Идея меня захватила, и мы сразу принялись её воплощать. Шуба с Деда Мороза снималась так, как разматывается обыкновенный ватный пакет. Мы увлечённо скручивали её, пока не обнаружили под ней две деревянных крестообразно скреплённых планки. И всё. Больше ничего внутри Деда Мороза не было. И тут я понял, что шубу уже не восстановишь, и что Деда Мороза у меня больше нет. Я готов был разрыдаться, но дипломатичный Мишка, видимо, осознавая свою вину в свершившемся злодеянии, утешил меня:
– Ты не плачь! Вот папа вернётся из Москвы, он тебе нового Деда Мороза привезёт.
Я знал, что папа у Мишки итээровец (так сокращённо называли инженерно-технических работников), и по роду деятельности часто ездит в Москву, откуда они были эвакуированы к нам. Если, как я размышлял, у нас Дед Мороз оказался совершенно случайно и вторично на такое везение рассчитывать не приходится, то в Москве-то, конечно, Дедов Морозов сколько угодно!

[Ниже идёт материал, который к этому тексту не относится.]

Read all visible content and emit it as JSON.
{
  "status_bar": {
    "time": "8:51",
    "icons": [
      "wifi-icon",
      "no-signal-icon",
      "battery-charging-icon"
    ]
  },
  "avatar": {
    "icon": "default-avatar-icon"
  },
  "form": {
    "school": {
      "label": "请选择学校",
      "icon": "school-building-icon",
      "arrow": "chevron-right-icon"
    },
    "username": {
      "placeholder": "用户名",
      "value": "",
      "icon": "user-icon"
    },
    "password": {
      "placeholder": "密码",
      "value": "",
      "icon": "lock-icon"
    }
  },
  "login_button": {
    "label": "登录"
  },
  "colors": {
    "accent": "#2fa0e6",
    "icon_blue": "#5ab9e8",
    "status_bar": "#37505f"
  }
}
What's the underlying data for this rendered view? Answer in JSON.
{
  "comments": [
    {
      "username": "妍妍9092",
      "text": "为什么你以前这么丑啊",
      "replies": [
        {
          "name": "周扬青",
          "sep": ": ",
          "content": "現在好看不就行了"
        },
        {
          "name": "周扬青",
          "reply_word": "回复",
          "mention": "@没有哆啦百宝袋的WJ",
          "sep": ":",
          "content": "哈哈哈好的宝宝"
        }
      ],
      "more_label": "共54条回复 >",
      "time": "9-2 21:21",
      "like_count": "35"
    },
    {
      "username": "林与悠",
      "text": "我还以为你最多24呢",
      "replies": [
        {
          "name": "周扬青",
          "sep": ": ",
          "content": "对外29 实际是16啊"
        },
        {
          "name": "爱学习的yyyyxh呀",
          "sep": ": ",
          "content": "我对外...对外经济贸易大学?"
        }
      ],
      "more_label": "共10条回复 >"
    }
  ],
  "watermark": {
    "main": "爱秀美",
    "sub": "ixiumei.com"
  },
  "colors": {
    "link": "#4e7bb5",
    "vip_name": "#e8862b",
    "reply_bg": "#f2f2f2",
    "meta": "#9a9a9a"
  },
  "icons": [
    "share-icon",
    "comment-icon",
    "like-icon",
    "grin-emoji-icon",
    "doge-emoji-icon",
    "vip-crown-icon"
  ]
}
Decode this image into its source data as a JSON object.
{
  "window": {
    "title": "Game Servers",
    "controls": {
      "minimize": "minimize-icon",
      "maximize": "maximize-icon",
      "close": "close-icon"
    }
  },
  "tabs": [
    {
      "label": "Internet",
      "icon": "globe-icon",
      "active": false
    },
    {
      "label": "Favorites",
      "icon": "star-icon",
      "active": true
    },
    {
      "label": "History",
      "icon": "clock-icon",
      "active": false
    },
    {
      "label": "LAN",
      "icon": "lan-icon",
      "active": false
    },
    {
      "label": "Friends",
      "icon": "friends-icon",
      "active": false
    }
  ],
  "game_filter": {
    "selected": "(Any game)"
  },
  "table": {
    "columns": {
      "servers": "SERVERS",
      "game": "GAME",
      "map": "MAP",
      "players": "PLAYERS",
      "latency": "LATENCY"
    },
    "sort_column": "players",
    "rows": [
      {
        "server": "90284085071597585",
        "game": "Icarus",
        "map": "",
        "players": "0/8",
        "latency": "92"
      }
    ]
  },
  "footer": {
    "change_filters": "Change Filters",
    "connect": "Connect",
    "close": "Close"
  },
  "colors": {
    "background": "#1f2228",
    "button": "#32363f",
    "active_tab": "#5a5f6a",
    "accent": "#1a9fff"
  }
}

Мишкин папа вернулся, но, как ни странно, без Деда Мороза. Потом я случайно попал в их маленькую комнатку (других визитов совершенно не помню) и на туалетном столике среди склянок увидел маленького, с ладонь, Деда Мороза! Он, наверное, был привезён для меня! Но Мишка пожадничал и не отдал его мне. Конечно, этот карликовый Дед Мороз ни в какое сравнение не шёл с моим. И всё же он мне запомнился. Может быть, потому что в моём детстве больше не было Дедов Морозов.

Я ни разу не напомнил Мишке об его обещании – то ли уже проснувшаяся мальчишеская гордость не позволила, то ли не решился уличить его во лжи – это бывает не менее стыдным, чем солгать самому. Так он и уехал после эвакуации к себе в Москву, и наши жизненные пути разминулись.

Я вырос, поступил на службу в газету. Упивался своей работой, но романтический зуд не давал мне покоя. «Нас ждал впереди Магадан – столица Колымского края…» Эти строки из песни воспринимались мною на джеклондонский лад, утратив трагическую тональность. Я написал  в магаданскую областную газету, но получил отказ: видимо, своих романтиков – хоть отбавляй. Тогда снизошёл, выбрал районный центр, того же Колымского края – посёлок городского типа Ягодное (название понравилось).

«Заполните анкету и вышлите нам», – было отпечатано на газетном бланке Ягоднинского райкома партии, райисполкома и чего-то ещё («Ягоднинского…» – надо же было так опошлить поэтическое название посёлка). И подпись редактора газеты – М. Ицкович. И хотя в конверт была вложена свежая анкета, я её не стал заполнять. Наверное, читатель меня поймёт: через многие годы воскресла моя детская неизживная обида.

Ну, хорошо, можно было не заполнять анкету. Но уж написать неофициальное письмо и напомнить Мишке, что он до сих пор должен мне Деда Мороза – можно было? А ещё мог бы послать ему этот рассказ. Не исключено, что он бы и опубликовал его – разумеется, уже не со своей, а с вымышленной фамилией – в возглавляемой им Ягоднинской газете.